Other views: Reducing emissions isn’t enough
Published 6:00 am Saturday, January 30, 2021
- Seidler
Oregonians living through the September 2020 fires know the threat global warming poses; we are on the front lines. We know temperature is rising and rainfall is declining during summer, while snowpack is declining during winter. We know our soils and vegetation are drying through summer and increasing fire risk because we constantly live with that risk.
Climate changes impact what grows in our forests, what and how we grow our food, and how we recreate. The cost of weather-related disasters in the United States in 2020, including three devastating hurricanes, extreme wildfires, hail, flooding, tornadoes and drought, reached $306 billion. We also understand that increasing atmospheric greenhouse gas concentrations resulting from our behavior will make unchecked global warming worse.
Fortunately, we can control the trend by adjusting our behavior. Summarizing current climate science, the Intergovernmental Panel on Climate Change indicates that limiting global warming and its climate change consequences to manageable proportions requires keeping the temperature increase under 3 degrees Fahrenheit above preindustrial revolution (1700s) conditions. The IPCC also tells us persuasively that reducing greenhouse gas emissions to net zero by 2050 is inadequate.
The IPCC and the U.S. National Academy of Sciences argue that achieving climate mitigation and economic growth requires both reducing greenhouse gas emissions and capturing and storing more carbon dioxide using negative emission technologies (NETs). Thus, we must promote NETs.
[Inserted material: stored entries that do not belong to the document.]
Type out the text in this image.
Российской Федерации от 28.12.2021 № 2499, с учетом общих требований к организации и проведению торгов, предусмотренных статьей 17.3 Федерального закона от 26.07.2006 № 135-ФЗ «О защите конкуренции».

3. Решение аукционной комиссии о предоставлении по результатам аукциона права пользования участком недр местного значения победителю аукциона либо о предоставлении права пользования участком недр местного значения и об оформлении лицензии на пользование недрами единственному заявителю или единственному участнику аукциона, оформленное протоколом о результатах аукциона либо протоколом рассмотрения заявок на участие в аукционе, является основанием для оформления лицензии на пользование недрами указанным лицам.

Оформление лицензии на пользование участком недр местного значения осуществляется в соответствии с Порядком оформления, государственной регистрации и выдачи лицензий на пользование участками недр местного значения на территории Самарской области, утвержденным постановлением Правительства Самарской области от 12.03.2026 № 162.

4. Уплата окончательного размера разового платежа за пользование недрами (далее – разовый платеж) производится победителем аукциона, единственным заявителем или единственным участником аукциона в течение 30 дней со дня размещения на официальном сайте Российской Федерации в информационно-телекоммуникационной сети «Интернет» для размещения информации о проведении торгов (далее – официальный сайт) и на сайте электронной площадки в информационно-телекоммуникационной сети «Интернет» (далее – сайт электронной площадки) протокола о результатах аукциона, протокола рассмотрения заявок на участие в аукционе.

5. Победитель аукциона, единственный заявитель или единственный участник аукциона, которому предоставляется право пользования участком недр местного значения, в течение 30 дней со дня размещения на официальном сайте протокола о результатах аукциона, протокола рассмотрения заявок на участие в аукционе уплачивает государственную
The 2020 Oregon Global Warming Commission Biennial Report concluded Oregon is not meeting emissions reduction targets established by our Oregon Legislature in 2007. Possibly because the program is purely voluntary, polluters have not reduced emissions sufficiently.
Meanwhile, attempts to legislate climate action have been repeatedly thwarted by many representatives either resisting state action or simply walking out of the legislative chambers to defeat it. Consequently, in March 2020, Gov. Kate Brown signed Executive Order 20-04 (the Oregon Climate Action Plan, OCAP) charging state agencies with reducing emissions and providing a route for Oregon to join global efforts to address climate change.
Although it doesn’t target net zero greenhouse gas emissions, the executive order seeks emissions reductions of at least 80% below 1990 levels by 2050 and recognizes the IPCC emphasis on carbon sequestration by requiring that Oregon’s Forestry and Agriculture agencies promote carbon sequestration by rural land managers. To encourage our neighbors to adopt carbon sequestration practices, financial incentives are necessary. Unfortunately, because the governor has no authority to raise revenue, the OCAP lacks revenue to fund incentives.
The basic mechanism the Department of Environmental Quality is developing for reducing emissions from industries and power plants involves issuing to these emitters, then annually reducing, a number of compliance instruments (allowances). There is, however, an opportunity within this proposal to provide a funding stream to incentivize carbon sequestration. This opportunity involves alternative compliance instruments — ACIs or “offsets.” ACIs would allow emitters to achieve a portion of their reductions by investing in projects that either, for example: (a) generate energy from renewable resources (reducing fossil fuel use and eliminating associated resultant emissions), or (b) subsidize carbon capture by land managers for sequestering atmospheric carbon dioxide in their soils or forests.
Rural and coastal Oregonians are on the front lines of global warming and also economically depressed. By providing polluters with an opportunity to invest in rural and coastal forests and farming communities through subsidies for carbon sequestration, we can serve the global atmospheric carbon dioxide reduction need and stimulate depressed economies.
It is critical to note, however, that use of ACIs must be subjected to regulations that prevent emitters from substituting ACIs for emissions reductions when the latter are possible, and that protect frontline communities from the environmental injustices to which they have been subjected for years. Meanwhile, approved projects must be certified as meeting sequestration requirements.